To quantify the positional precision of the predictions, we calculate the mean absolute deviation (MAD). We chose MAD over Mean Squared Error (MSE) because MAD is more straightforward to interpret in the context of spatial distances and provides a clear measure of prediction accuracy in terms of physical distance. MAD measures the average absolute difference between the correctly predicted metal positions, ${\widehat{\mathbf{\text{x}}}}_i$, and the corresponding experimental positions, ${\mathbf{\text{x}}}_i$, and is computed as:

$$\text{MAD}=\frac{1}{n}\sum _{i=1}^n\Vert {\mathbf{\text{x}}}_i-{\widehat{\mathbf{\text{x}}}}_i\Vert$$ (9)
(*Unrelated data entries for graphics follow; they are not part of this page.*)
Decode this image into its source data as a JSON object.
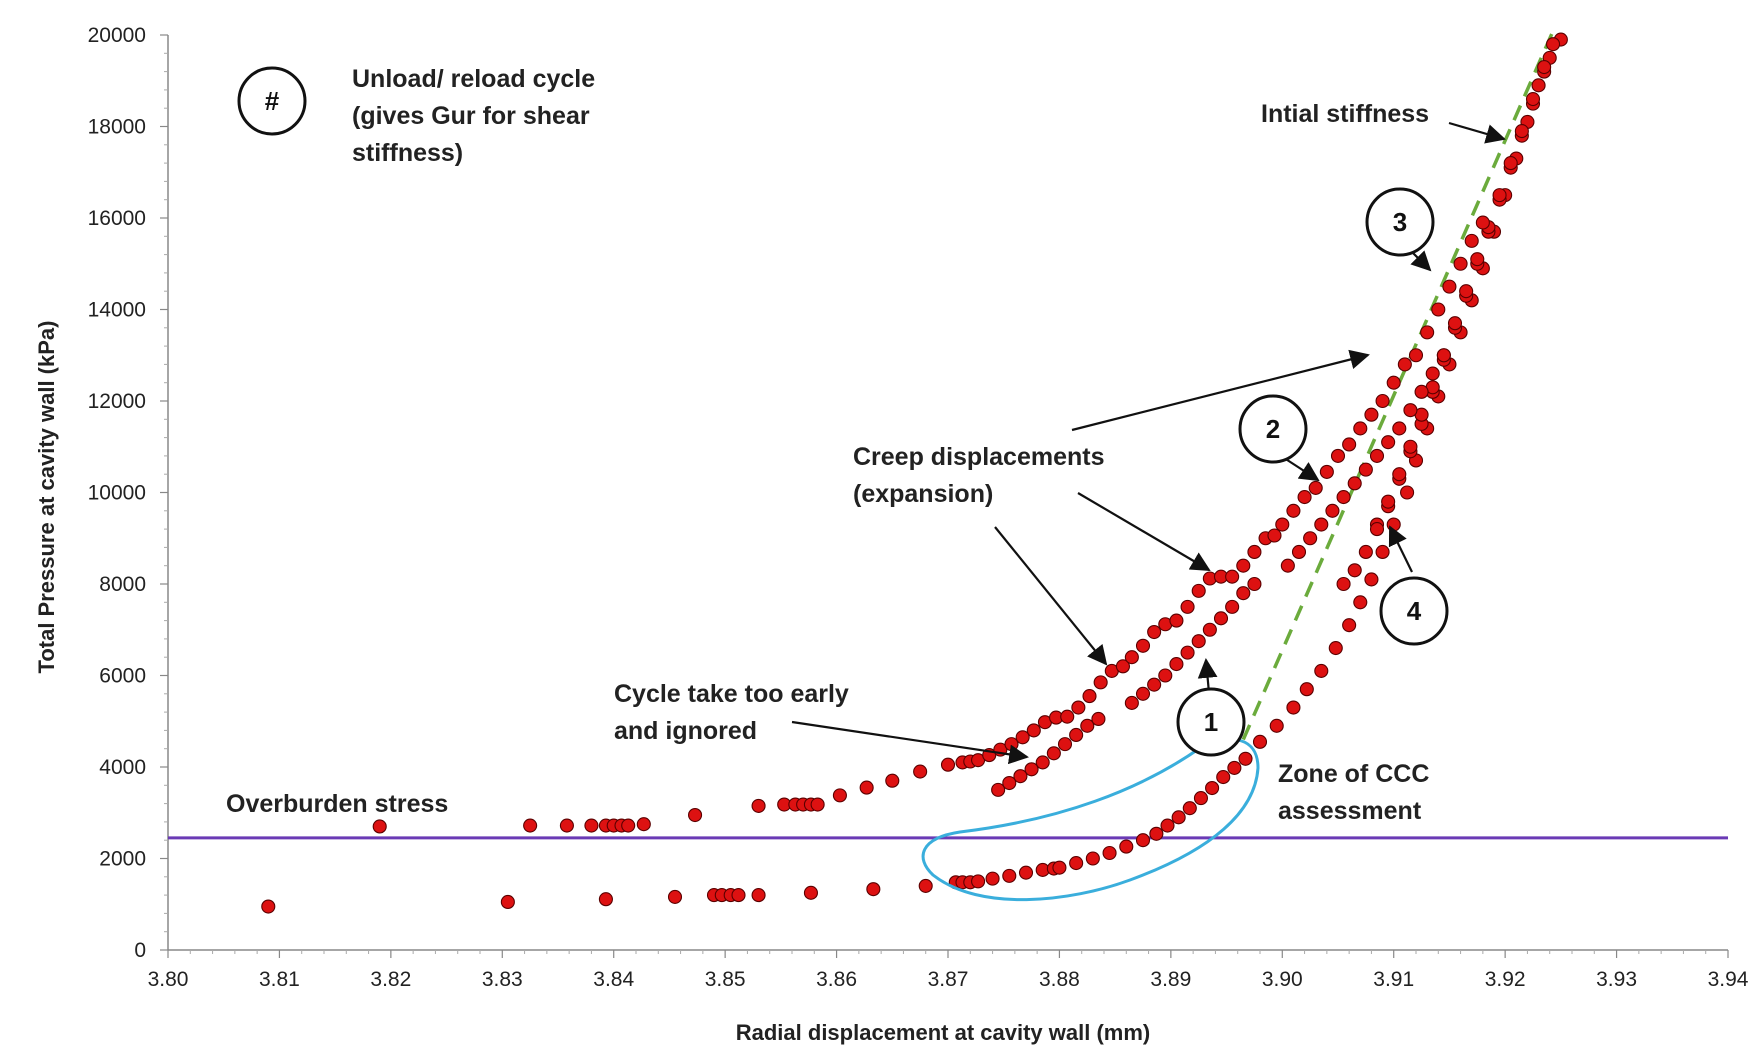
{
  "chart_data": {
    "type": "scatter",
    "xlabel": "Radial displacement at cavity wall (mm)",
    "ylabel": "Total Pressure at cavity wall (kPa)",
    "xlim": [
      3.8,
      3.94
    ],
    "ylim": [
      0,
      20000
    ],
    "x_ticks": [
      "3.80",
      "3.81",
      "3.82",
      "3.83",
      "3.84",
      "3.85",
      "3.86",
      "3.87",
      "3.88",
      "3.89",
      "3.90",
      "3.91",
      "3.92",
      "3.93",
      "3.94"
    ],
    "y_ticks": [
      "0",
      "2000",
      "4000",
      "6000",
      "8000",
      "10000",
      "12000",
      "14000",
      "16000",
      "18000",
      "20000"
    ],
    "grid": false,
    "colors": {
      "marker": "#dd1111",
      "marker_edge": "#5a0000",
      "overburden": "#6a3ab5",
      "stiffness": "#6bab3c",
      "ccc_zone": "#3aaedc"
    },
    "reference_lines": {
      "overburden": {
        "label": "Overburden stress",
        "y": 2450
      },
      "initial_stiffness": {
        "label": "Intial stiffness",
        "from": [
          3.8965,
          4600
        ],
        "to": [
          3.9245,
          20200
        ]
      }
    },
    "annotations": {
      "legend_symbol": "#",
      "legend_text": [
        "Unload/ reload cycle",
        "(gives Gur for shear",
        "stiffness)"
      ],
      "creep": [
        "Creep displacements",
        "(expansion)"
      ],
      "early_cycle": [
        "Cycle take too early",
        "and ignored"
      ],
      "ccc_zone": [
        "Zone of CCC",
        "assessment"
      ],
      "cycle_labels": [
        "1",
        "2",
        "3",
        "4"
      ]
    },
    "series": [
      {
        "points": [
          [
            3.809,
            950
          ],
          [
            3.8305,
            1050
          ],
          [
            3.8393,
            1110
          ],
          [
            3.8455,
            1160
          ],
          [
            3.849,
            1200
          ],
          [
            3.8497,
            1200
          ],
          [
            3.8505,
            1200
          ],
          [
            3.8512,
            1200
          ],
          [
            3.853,
            1200
          ],
          [
            3.8577,
            1250
          ],
          [
            3.8633,
            1330
          ],
          [
            3.868,
            1400
          ],
          [
            3.8707,
            1480
          ],
          [
            3.8713,
            1480
          ],
          [
            3.872,
            1480
          ],
          [
            3.8727,
            1500
          ],
          [
            3.874,
            1560
          ],
          [
            3.8755,
            1620
          ],
          [
            3.877,
            1690
          ],
          [
            3.8785,
            1750
          ],
          [
            3.8795,
            1780
          ],
          [
            3.88,
            1800
          ],
          [
            3.8815,
            1900
          ],
          [
            3.883,
            2000
          ],
          [
            3.8845,
            2120
          ],
          [
            3.886,
            2260
          ],
          [
            3.8875,
            2400
          ],
          [
            3.8887,
            2540
          ],
          [
            3.8897,
            2720
          ],
          [
            3.8907,
            2900
          ],
          [
            3.8917,
            3100
          ],
          [
            3.8927,
            3320
          ],
          [
            3.8937,
            3540
          ],
          [
            3.8947,
            3780
          ],
          [
            3.8957,
            3980
          ],
          [
            3.8967,
            4180
          ],
          [
            3.898,
            4550
          ],
          [
            3.8995,
            4900
          ],
          [
            3.901,
            5300
          ],
          [
            3.9022,
            5700
          ],
          [
            3.9035,
            6100
          ],
          [
            3.9048,
            6600
          ],
          [
            3.906,
            7100
          ],
          [
            3.907,
            7600
          ],
          [
            3.908,
            8100
          ],
          [
            3.909,
            8700
          ],
          [
            3.91,
            9300
          ],
          [
            3.9112,
            10000
          ],
          [
            3.912,
            10700
          ],
          [
            3.913,
            11400
          ],
          [
            3.914,
            12100
          ],
          [
            3.915,
            12800
          ],
          [
            3.916,
            13500
          ],
          [
            3.917,
            14200
          ],
          [
            3.918,
            14900
          ],
          [
            3.919,
            15700
          ],
          [
            3.92,
            16500
          ],
          [
            3.921,
            17300
          ],
          [
            3.922,
            18100
          ],
          [
            3.923,
            18900
          ],
          [
            3.924,
            19500
          ],
          [
            3.925,
            19900
          ],
          [
            3.9243,
            19800
          ],
          [
            3.9235,
            19200
          ],
          [
            3.9225,
            18500
          ],
          [
            3.9215,
            17800
          ],
          [
            3.9205,
            17100
          ],
          [
            3.9195,
            16400
          ],
          [
            3.9185,
            15700
          ],
          [
            3.9175,
            15000
          ],
          [
            3.9165,
            14300
          ],
          [
            3.9155,
            13600
          ],
          [
            3.9145,
            12900
          ],
          [
            3.9135,
            12200
          ],
          [
            3.9125,
            11500
          ],
          [
            3.9115,
            10900
          ],
          [
            3.9105,
            10300
          ],
          [
            3.9095,
            9700
          ],
          [
            3.9085,
            9300
          ],
          [
            3.9235,
            19300
          ],
          [
            3.9225,
            18600
          ],
          [
            3.9215,
            17900
          ],
          [
            3.9205,
            17200
          ],
          [
            3.9195,
            16500
          ],
          [
            3.9185,
            15800
          ],
          [
            3.9175,
            15100
          ],
          [
            3.9165,
            14400
          ],
          [
            3.9155,
            13700
          ],
          [
            3.9145,
            13000
          ],
          [
            3.9135,
            12300
          ],
          [
            3.9125,
            11700
          ],
          [
            3.9115,
            11000
          ],
          [
            3.9105,
            10400
          ],
          [
            3.9095,
            9800
          ],
          [
            3.9085,
            9200
          ],
          [
            3.9075,
            8700
          ],
          [
            3.9065,
            8300
          ],
          [
            3.9055,
            8000
          ],
          [
            3.819,
            2700
          ],
          [
            3.8325,
            2720
          ],
          [
            3.8358,
            2720
          ],
          [
            3.838,
            2720
          ],
          [
            3.8393,
            2720
          ],
          [
            3.84,
            2720
          ],
          [
            3.8407,
            2720
          ],
          [
            3.8413,
            2720
          ],
          [
            3.8427,
            2750
          ],
          [
            3.8473,
            2950
          ],
          [
            3.853,
            3150
          ],
          [
            3.8553,
            3180
          ],
          [
            3.8563,
            3180
          ],
          [
            3.857,
            3180
          ],
          [
            3.8577,
            3180
          ],
          [
            3.8583,
            3180
          ],
          [
            3.8603,
            3380
          ],
          [
            3.8627,
            3550
          ],
          [
            3.865,
            3700
          ],
          [
            3.8675,
            3900
          ],
          [
            3.87,
            4050
          ],
          [
            3.8713,
            4100
          ],
          [
            3.872,
            4120
          ],
          [
            3.8727,
            4150
          ],
          [
            3.8737,
            4260
          ],
          [
            3.8747,
            4380
          ],
          [
            3.8757,
            4500
          ],
          [
            3.8767,
            4650
          ],
          [
            3.8777,
            4800
          ],
          [
            3.8787,
            4980
          ],
          [
            3.8797,
            5080
          ],
          [
            3.8807,
            5100
          ],
          [
            3.8817,
            5300
          ],
          [
            3.8827,
            5550
          ],
          [
            3.8837,
            5850
          ],
          [
            3.8847,
            6100
          ],
          [
            3.8857,
            6200
          ],
          [
            3.8865,
            6400
          ],
          [
            3.8875,
            6650
          ],
          [
            3.8885,
            6950
          ],
          [
            3.8895,
            7120
          ],
          [
            3.8905,
            7200
          ],
          [
            3.8915,
            7500
          ],
          [
            3.8925,
            7850
          ],
          [
            3.8935,
            8120
          ],
          [
            3.8945,
            8160
          ],
          [
            3.8955,
            8160
          ],
          [
            3.8965,
            8400
          ],
          [
            3.8975,
            8700
          ],
          [
            3.8985,
            9000
          ],
          [
            3.8993,
            9060
          ],
          [
            3.9,
            9300
          ],
          [
            3.901,
            9600
          ],
          [
            3.902,
            9900
          ],
          [
            3.903,
            10100
          ],
          [
            3.904,
            10450
          ],
          [
            3.905,
            10800
          ],
          [
            3.906,
            11050
          ],
          [
            3.907,
            11400
          ],
          [
            3.908,
            11700
          ],
          [
            3.909,
            12000
          ],
          [
            3.91,
            12400
          ],
          [
            3.911,
            12800
          ],
          [
            3.912,
            13000
          ],
          [
            3.913,
            13500
          ],
          [
            3.914,
            14000
          ],
          [
            3.915,
            14500
          ],
          [
            3.916,
            15000
          ],
          [
            3.917,
            15500
          ],
          [
            3.918,
            15900
          ],
          [
            3.8745,
            3500
          ],
          [
            3.8755,
            3650
          ],
          [
            3.8765,
            3800
          ],
          [
            3.8775,
            3950
          ],
          [
            3.8785,
            4100
          ],
          [
            3.8795,
            4300
          ],
          [
            3.8805,
            4500
          ],
          [
            3.8815,
            4700
          ],
          [
            3.8825,
            4900
          ],
          [
            3.8835,
            5050
          ],
          [
            3.8865,
            5400
          ],
          [
            3.8875,
            5600
          ],
          [
            3.8885,
            5800
          ],
          [
            3.8895,
            6000
          ],
          [
            3.8905,
            6250
          ],
          [
            3.8915,
            6500
          ],
          [
            3.8925,
            6750
          ],
          [
            3.8935,
            7000
          ],
          [
            3.8945,
            7250
          ],
          [
            3.8955,
            7500
          ],
          [
            3.8965,
            7800
          ],
          [
            3.8975,
            8000
          ],
          [
            3.9005,
            8400
          ],
          [
            3.9015,
            8700
          ],
          [
            3.9025,
            9000
          ],
          [
            3.9035,
            9300
          ],
          [
            3.9045,
            9600
          ],
          [
            3.9055,
            9900
          ],
          [
            3.9065,
            10200
          ],
          [
            3.9075,
            10500
          ],
          [
            3.9085,
            10800
          ],
          [
            3.9095,
            11100
          ],
          [
            3.9105,
            11400
          ],
          [
            3.9115,
            11800
          ],
          [
            3.9125,
            12200
          ],
          [
            3.9135,
            12600
          ],
          [
            3.9145,
            13000
          ]
        ]
      }
    ]
  }
}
where $n$ is the number of predicted metal sites. Lower MAD values indicate a closer match to the true positions, providing a complementary measure to precision and recall in assessing the overall performance of the method. These metrics enable a comprehensive comparison between SuperMetal and other existing methods.

Fig. 6. Fundamental Theory of the Score-based Generative Diffusion Model for Metal Ions in Proteins.

The forward continuous-time stochastic differential equation (SDE) transitions the true locations of metal ions (top left) to random locations (top right). The score at each intermediate time step is predicted by a deep learning neural network, enabling the reverse process of the SDE. The grey part of the protein (top) represents the atomic structure of the protein surrounding the metal ions at their original positions.